Mais c’est surtout sa sagesse et son calme qui en font l’un des leaders des
Eléphants. «Pour nous, c’est le Pasteur, en raison de la sérénité qu’il
dégage sur sa ligne », explique Alain Gouaméné, préparateur des gardiens de
la sélection ivoirienne, dont Tizié fût la doublure. «Voilà pourquoi il a la
confiance de tout le monde». Toutefois, même à 35 ans, Tizié veut encore
travailler pour combler ses quelques lacunes dans le jeu au pied, la relance
et les sorties aériennes. «Il a beaucoup progressé dans les prises de balle,
confirme Gouaméné. Son défaut reste, comme la plupart des gardiens
africains, les sorties aériennes. Je peux toutefois vous rassurez que ce
n’est pas le pire parmi eux…», Conclut-il avec un sourire. La preuve, il a
déjà contribué à la qualification de sa sélection pour les quarts de finale
de la Coupe d’Afrique des Nations.Henri Michel, l’entraîneur français des
Eléphants ne s’y trompe pas et sait ce que son équipe doit à son gardien.
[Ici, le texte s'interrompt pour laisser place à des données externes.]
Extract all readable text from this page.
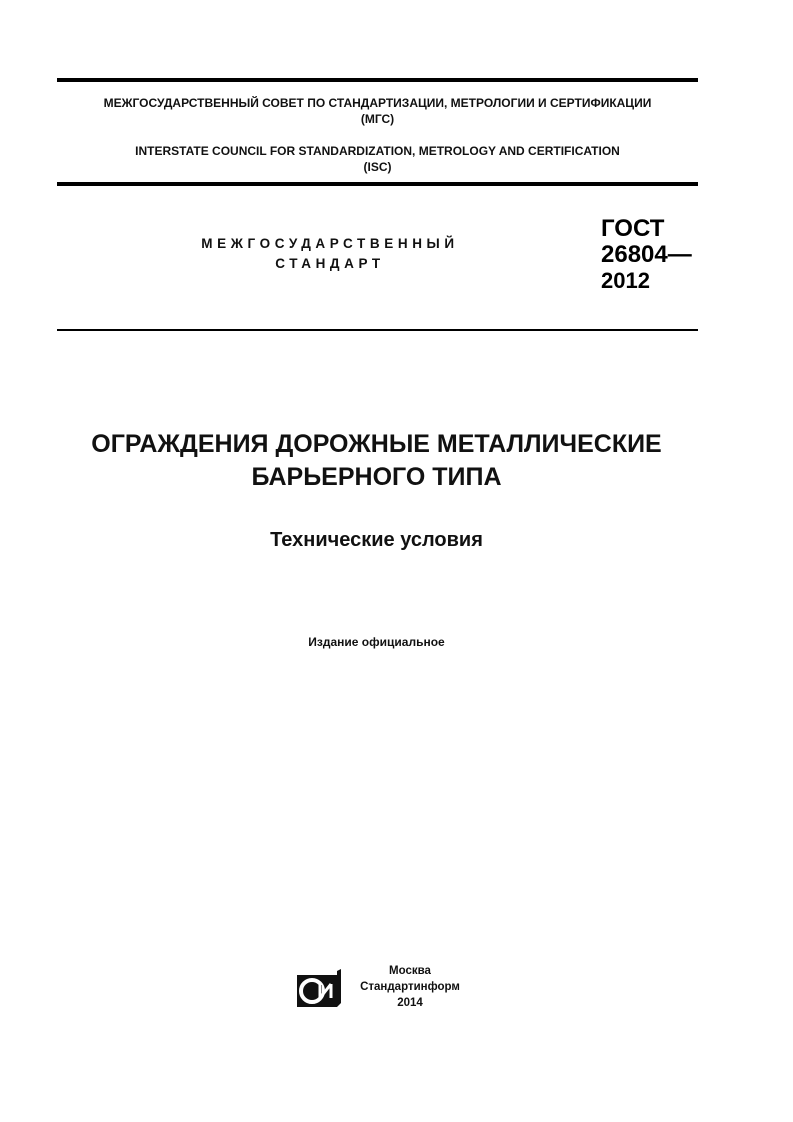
МЕЖГОСУДАРСТВЕННЫЙ СОВЕТ ПО СТАНДАРТИЗАЦИИ, МЕТРОЛОГИИ И СЕРТИФИКАЦИИ
(МГС)
INTERSTATE COUNCIL FOR STANDARDIZATION, METROLOGY AND CERTIFICATION
(ISC)
МЕЖГОСУДАРСТВЕННЫЙ
СТАНДАРТ
ГОСТ
26804—
2012
ОГРАЖДЕНИЯ ДОРОЖНЫЕ МЕТАЛЛИЧЕСКИЕ
БАРЬЕРНОГО ТИПА
Технические условия
Издание официальное
Москва
Стандартинформ
2014
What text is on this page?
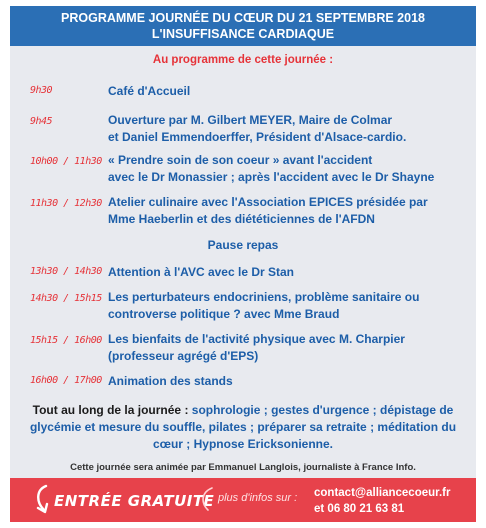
PROGRAMME JOURNÉE DU CŒUR DU 21 SEPTEMBRE 2018
L'INSUFFISANCE CARDIAQUE
Au programme de cette journée :
9h30	Café d'Accueil
9h45	Ouverture par M. Gilbert MEYER, Maire de Colmar
et Daniel Emmendoerffer, Président d'Alsace-cardio.
10h00 / 11h30 « Prendre soin de son coeur » avant l'accident
avec le Dr Monassier ; après l'accident avec le Dr Shayne
11h30 / 12h30 Atelier culinaire avec l'Association EPICES présidée par
Mme Haeberlin et des diététiciennes de l'AFDN
Pause repas
13h30 / 14h30 Attention à l'AVC avec le Dr Stan
14h30 / 15h15 Les perturbateurs endocriniens, problème sanitaire ou
controverse politique ? avec Mme Braud
15h15 / 16h00 Les bienfaits de l'activité physique avec M. Charpier
(professeur agrégé d'EPS)
16h00 / 17h00 Animation des stands
Tout au long de la journée : sophrologie ; gestes d'urgence ; dépistage de glycémie et mesure du souffle, pilates ; préparer sa retraite ; méditation du cœur ; Hypnose Ericksonienne.
Cette journée sera animée par Emmanuel Langlois, journaliste à France Info.
ENTRÉE GRATUITE plus d'infos sur : contact@alliancecoeur.fr
et 06 80 21 63 81
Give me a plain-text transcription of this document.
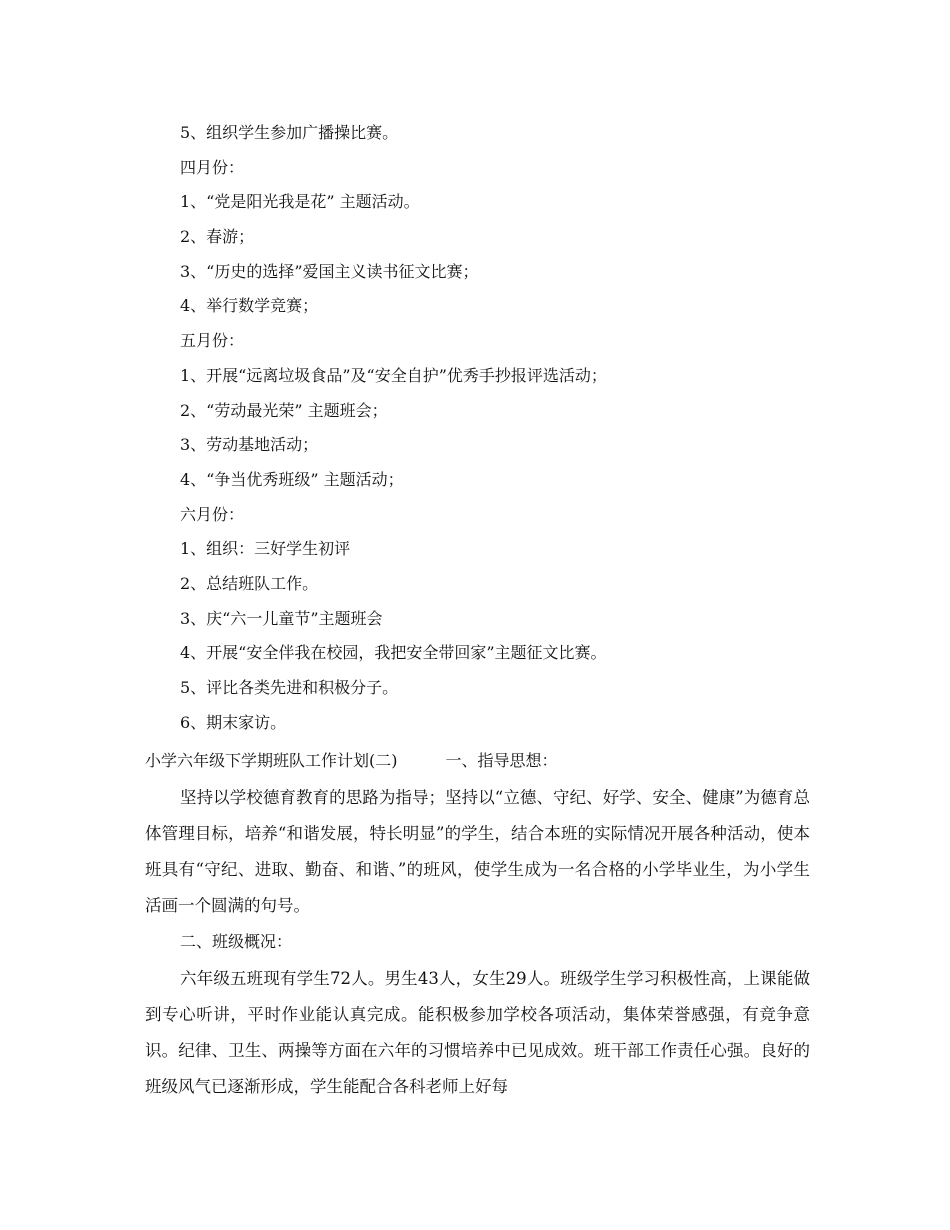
5、组织学生参加广播操比赛。
四月份：
1、“党是阳光我是花” 主题活动。
2、春游；
3、“历史的选择”爱国主义读书征文比赛；
4、举行数学竞赛；
五月份：
1、开展“远离垃圾食品”及“安全自护”优秀手抄报评选活动；
2、“劳动最光荣” 主题班会；
3、劳动基地活动；
4、“争当优秀班级” 主题活动；
六月份：
1、组织：三好学生初评
2、总结班队工作。
3、庆“六一儿童节”主题班会
4、开展“安全伴我在校园，我把安全带回家”主题征文比赛。
5、评比各类先进和积极分子。
6、期末家访。
小学六年级下学期班队工作计划(二)	一、指导思想：
坚持以学校德育教育的思路为指导；坚持以“立德、守纪、好学、安全、健康”为德育总体管理目标，培养“和谐发展，特长明显”的学生，结合本班的实际情况开展各种活动，使本班具有“守纪、进取、勤奋、和谐、”的班风，使学生成为一名合格的小学毕业生，为小学生活画一个圆满的句号。
二、班级概况：
六年级五班现有学生72人。男生43人，女生29人。班级学生学习积极性高，上课能做到专心听讲，平时作业能认真完成。能积极参加学校各项活动，集体荣誉感强，有竞争意识。纪律、卫生、两操等方面在六年的习惯培养中已见成效。班干部工作责任心强。良好的班级风气已逐渐形成，学生能配合各科老师上好每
«On connaît tous son importance dans l’équipe. On s’en est notamment rendu
compte lors de notre match contre le Cameroun lors des éliminatoires ». Une
contre-performance de Tizié avait coûté la victoire aux Ivoiriens, qui
pensaient même avoir laissé échapper la qualification pour la Coupe du Monde
2006. Le souci principal d’Henri Michel est d’éviter une « Tiziédépendance
». «On est au tournant de la carrière de Tizié, on prépare des jeunes pour
sa succession mais vous savez en Afrique et particulièrement en Côte
d’Ivoire, on n’a pas toujours de bons gardiens.». «Le pasteur» dont les
blessures l’ont trop souvent contraint à déclarer forfait lors des grands
rendez-vous, prie pour ne pas connaître de mésaventure lors du quart de
finale contre le Cameroun. Aujourd’hui, toute la Côte d’Ivoire espère donc
que la sortie sur blessure du Pasteur lors du dernier match face à l’Egypte
n’était pas porteuse d’un mauvais présage…
CANCAN
Et si la RD Congo refusait son quart ?
La menace paraît surréaliste et pourtant... Excédés de n'avoir toujours
pas obtenu gain de cause auprès des dirigeants de leur Fédération au sujet
du versement de leurs primes, les joueurs congolais de Claude Le Roy
menacent, si, d'ici là, rien n'est fait, de ne pas disputer leur quart de
finale de la CAN face à l'Egypte.
Nouveau scandale à la CAF
Des rumeurs circulent avec insistance sur les dessous de l’élection à la
vice-présidence de la FIFA de l’ivoirien Anouna Jacques lors de l’assemblée
générale de la CAF au Caire. L’Ivoirien qui est le directeur financier du
président de la Côte d’Ivoire Laurent Gbagbo aurait versé 4000 dollars aux
délégations qui ont voté pour lui. Si cela s’avère exact, Anouna Jacques qui
a obtenu 39 voix aurait versé la somme de 166 000 dollars.
La 6e pour Tana
Elijah Tana, capitaine de la sélection zambienne disputait en Egypte sa
sixième CAN. Sa première apparition dans la compétition remonte à 1994, en
Tunisie. Il a ensuite défendu les couleurs des «Chipolopolo Boys» en 1996 en
Afrique du Sud, en 1998 au Burkina Faso, en 2000 au Ghana- Nigeria, en 2002
au Mali. Au total, il a pris part à 23 rencontres (le 23e match du défenseur
de bientôt 31 ans était contre l’Afrique du Sud, victoire 1- 0). Elijah Tana
évolue au club angolais de Petro Atletico. Il porte le brassard de capitaine
de la sélection zambienne depuis deux ans. «Cela fait deux ans qu’il joue
très bien», dit de lui l’entraîneur des Chipolopolo Boys, Kalusha
Bwalya.
Agé de bientôt 31 ans, Elijah Tana va sans doute continuer. C’est en tout
cas le vœu du sélectionneur national.
La dernière pour Okocha et Chippo
La présente édition égyptienne sera la dernière pour de nombreux
footballeurs africains. Après Nourredine Naybet, le capitaine des Lions de
l’Atlas, c’est au tour de son équipier Youssef Chippo d’annoncer sa retraite
internationale au lendemain de cette 25e CAN. Le Marocain qui évolue cette
année au sein du club Al- Waqra du Qatar est imité par la star des Super
Eagles, Augustine Jay-Jay Okocha, qui pourrait faire son entrée à cette CAN
à l’occasion des quarts de finale prévus vendredi et samedi.